“Oh, boy!” laughed Terry. “If you could ever have seen the kindly, anxious looks in your eyes as you bent over me to help restore my fleeting memory! My friends, I thank you! If ever I do lose my identity I shall request that I be taken to the Mercers, who will surely restore me!”

“Oh, shut up!” said Don, beginning to smile. “We admit that we were completely sold that time. Where in the world did the professor find you?”

“I didn’t find him,” put in the teacher. “Luckily, he found me.” And he related the events of the evening to them.

“You aren’t hurt, I hope, professor?” asked Jim, anxiously.

“No, just bruised a bit.
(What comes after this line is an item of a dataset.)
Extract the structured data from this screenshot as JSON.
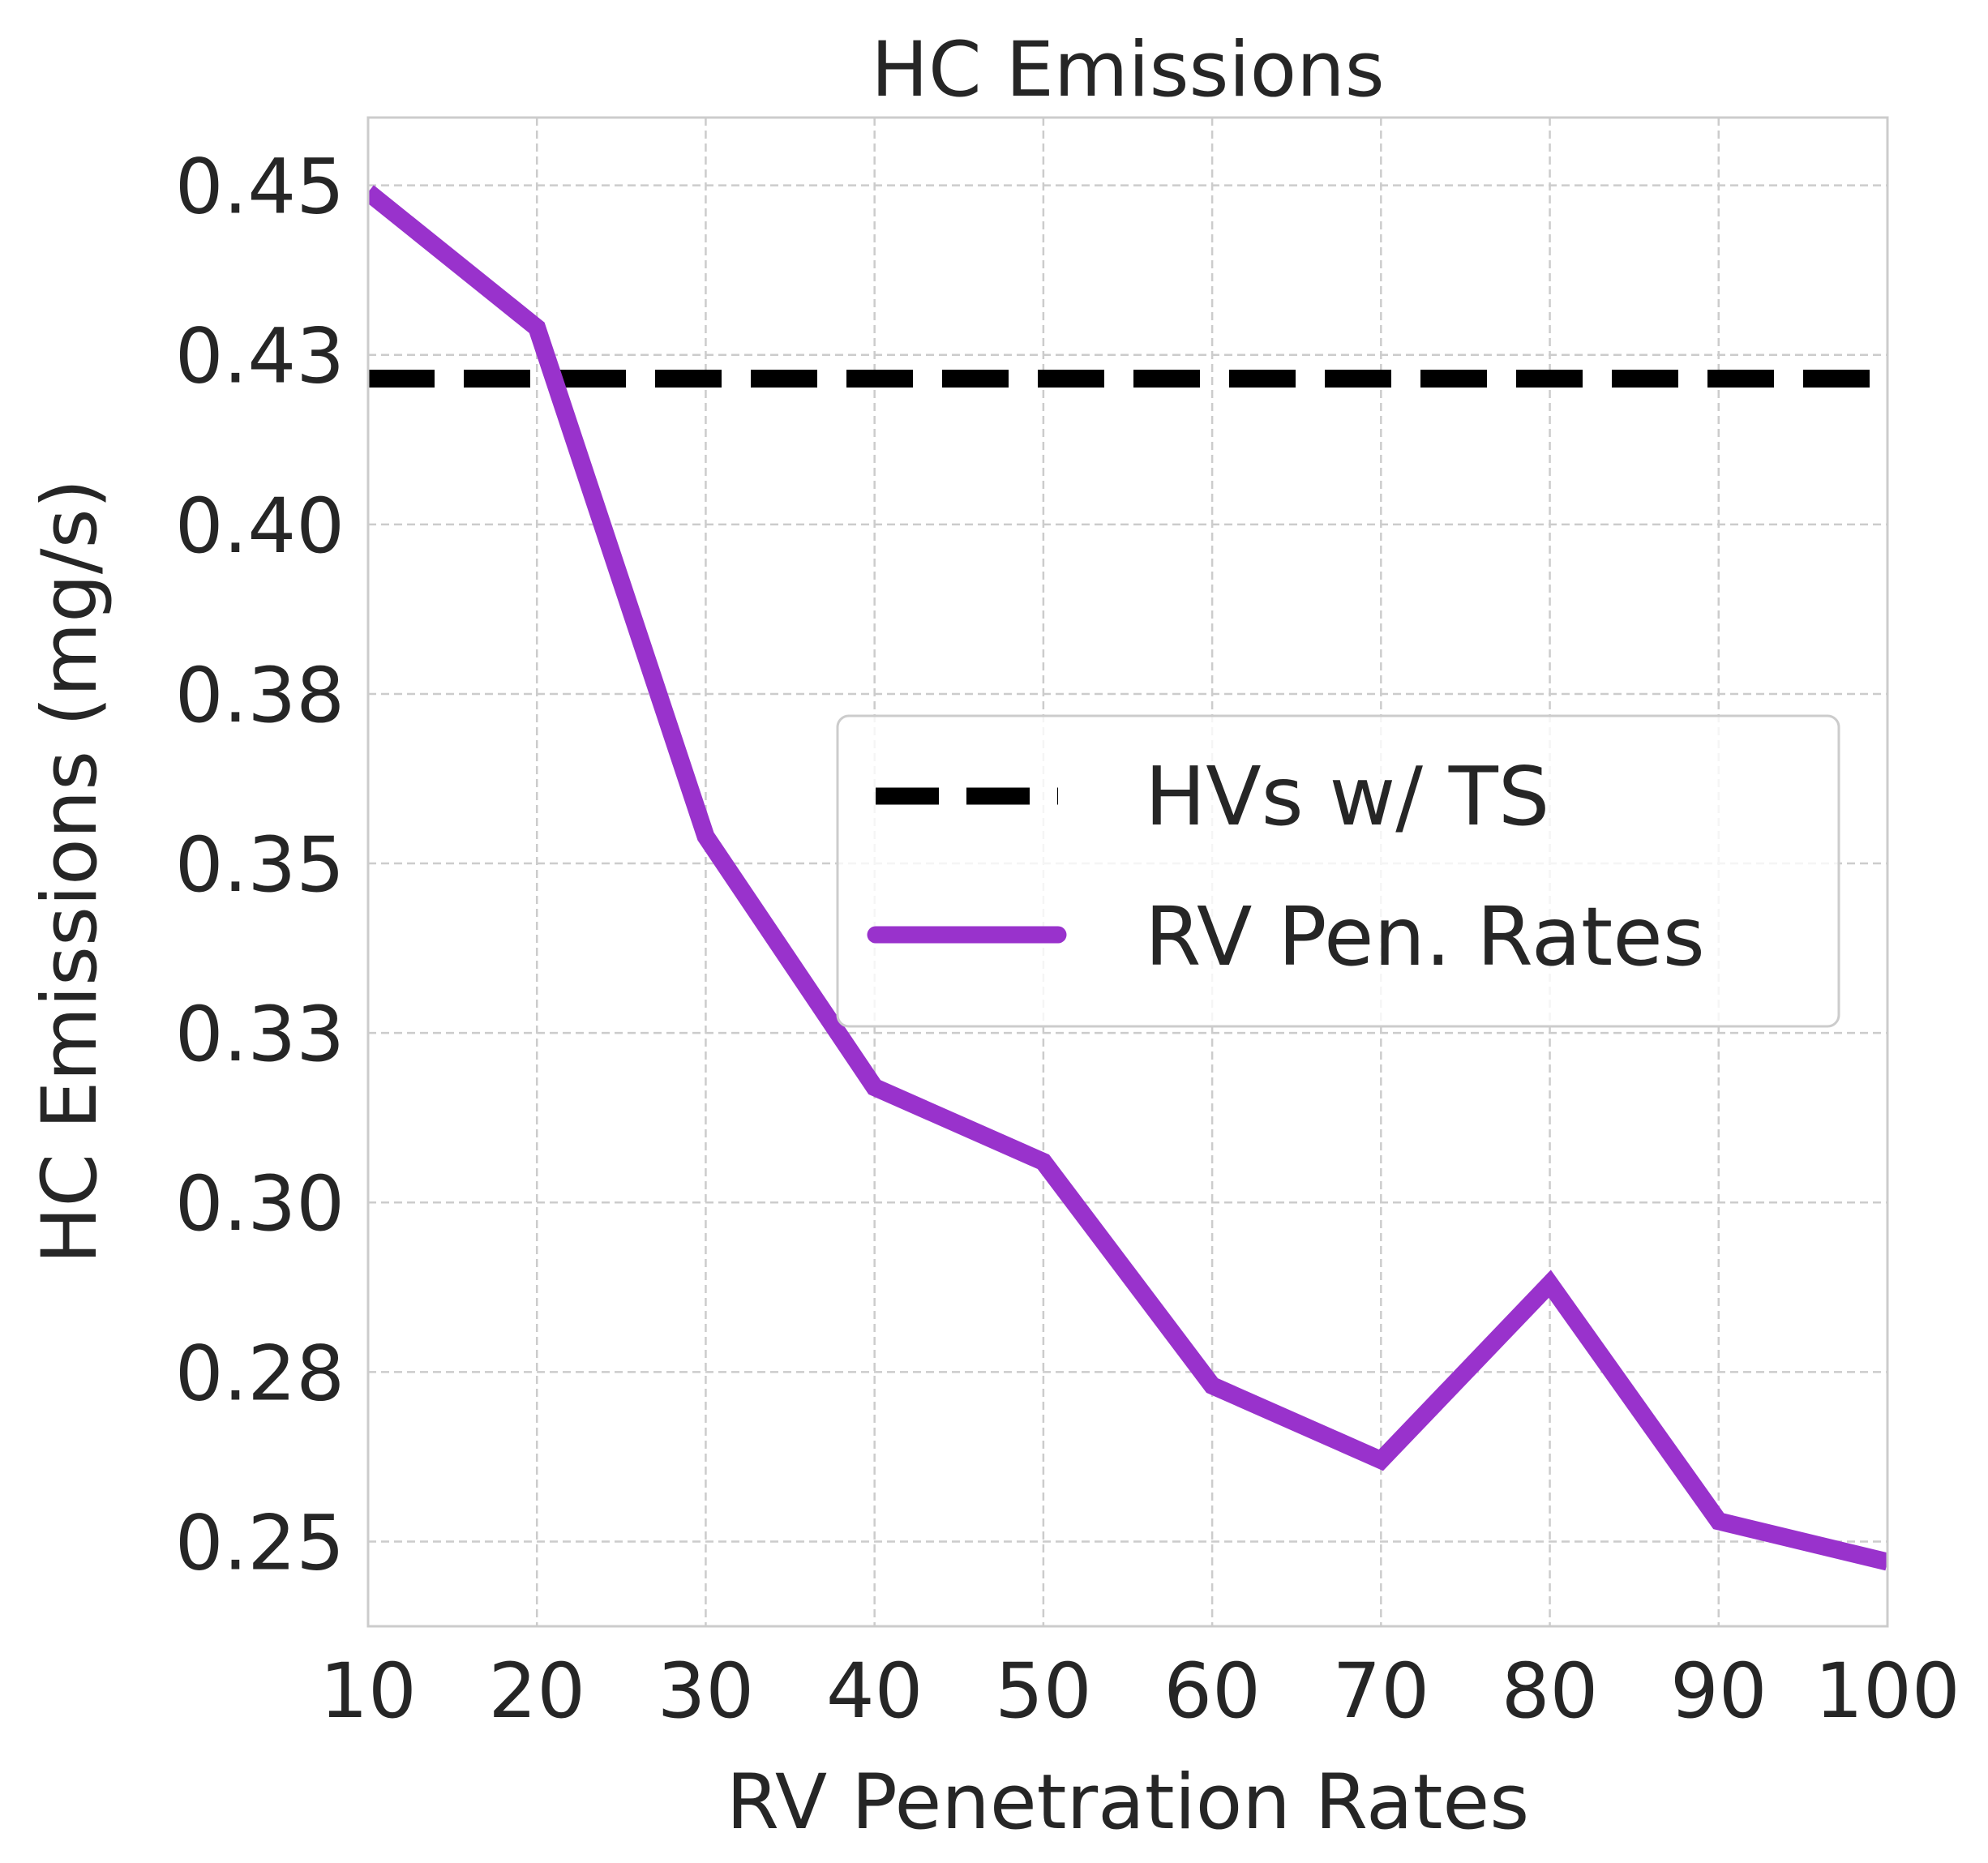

I would have been severely wet if it had not been for Terry’s timely intervention. It was while on the way over here in Terry’s—er—remarkable car that he proposed the trick that was played on you.”
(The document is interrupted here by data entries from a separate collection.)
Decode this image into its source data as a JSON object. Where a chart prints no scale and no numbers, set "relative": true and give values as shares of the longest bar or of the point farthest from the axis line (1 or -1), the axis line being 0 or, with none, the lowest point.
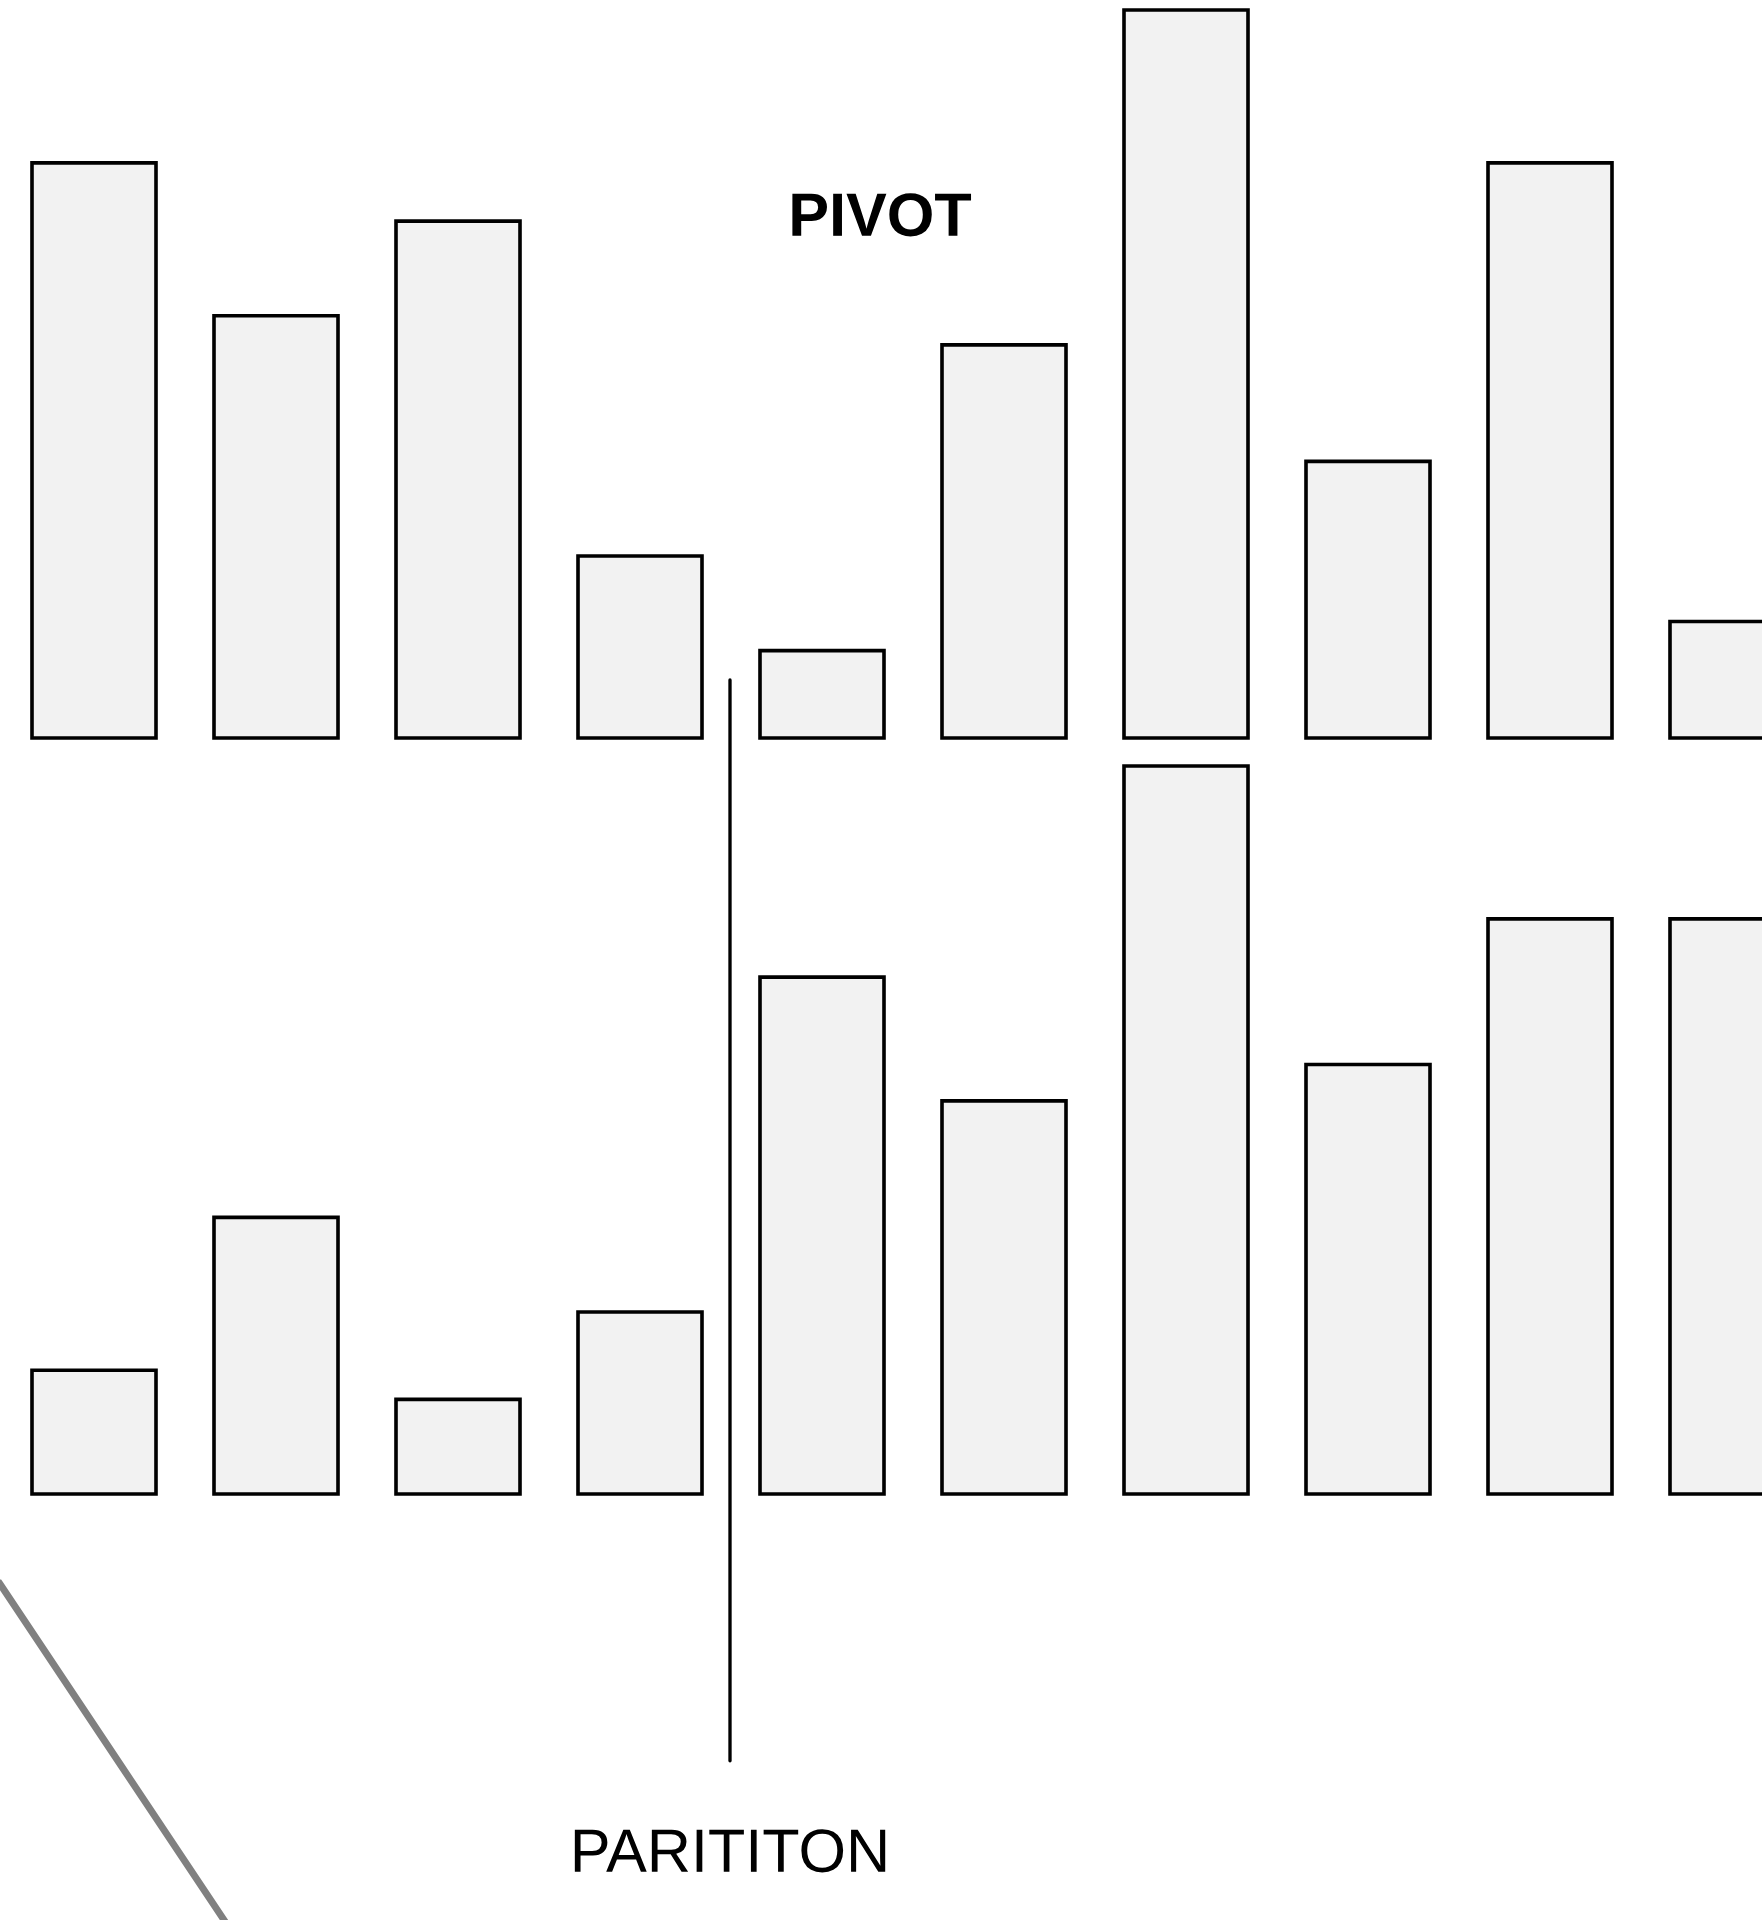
{
  "chart_data": [
    {
      "type": "bar",
      "title": "PIVOT",
      "relative": true,
      "categories": [
        null,
        null,
        null,
        null,
        null,
        null,
        null,
        null,
        null,
        null
      ],
      "color": "#f2f2f2",
      "values": [
        0.79,
        0.58,
        0.71,
        0.25,
        0.12,
        0.54,
        1,
        0.38,
        0.79,
        0.16
      ]
    },
    {
      "type": "bar",
      "relative": true,
      "categories": [
        null,
        null,
        null,
        null,
        null,
        null,
        null,
        null,
        null,
        null
      ],
      "color": "#f2f2f2",
      "values": [
        0.17,
        0.38,
        0.13,
        0.25,
        0.71,
        0.54,
        1,
        0.59,
        0.79,
        0.79
      ],
      "annotations": [
        "PARITITON"
      ]
    }
  ]
}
“I’m surprised you would go in for such a thing, professor,” said Don. “But you can be excused because you don’t know Terry. But in the future never do anything that he suggests. If you don’t get in trouble you will be sure to lose all respect for yourself, so I advise against it.”

“Oh, I don’t know,” smiled the older man. “I enjoyed that little scene in which Terry lost his mind!”

“The part we enjoyed,” returned Don, grimly, “was the thumping part.”

“You say your letter was taken from you, professor?” asked Jim.

“Yes, and I wanted that more than anything else. However, it won’t do anyone else any good, so I suppose it is not such a loss, after all.”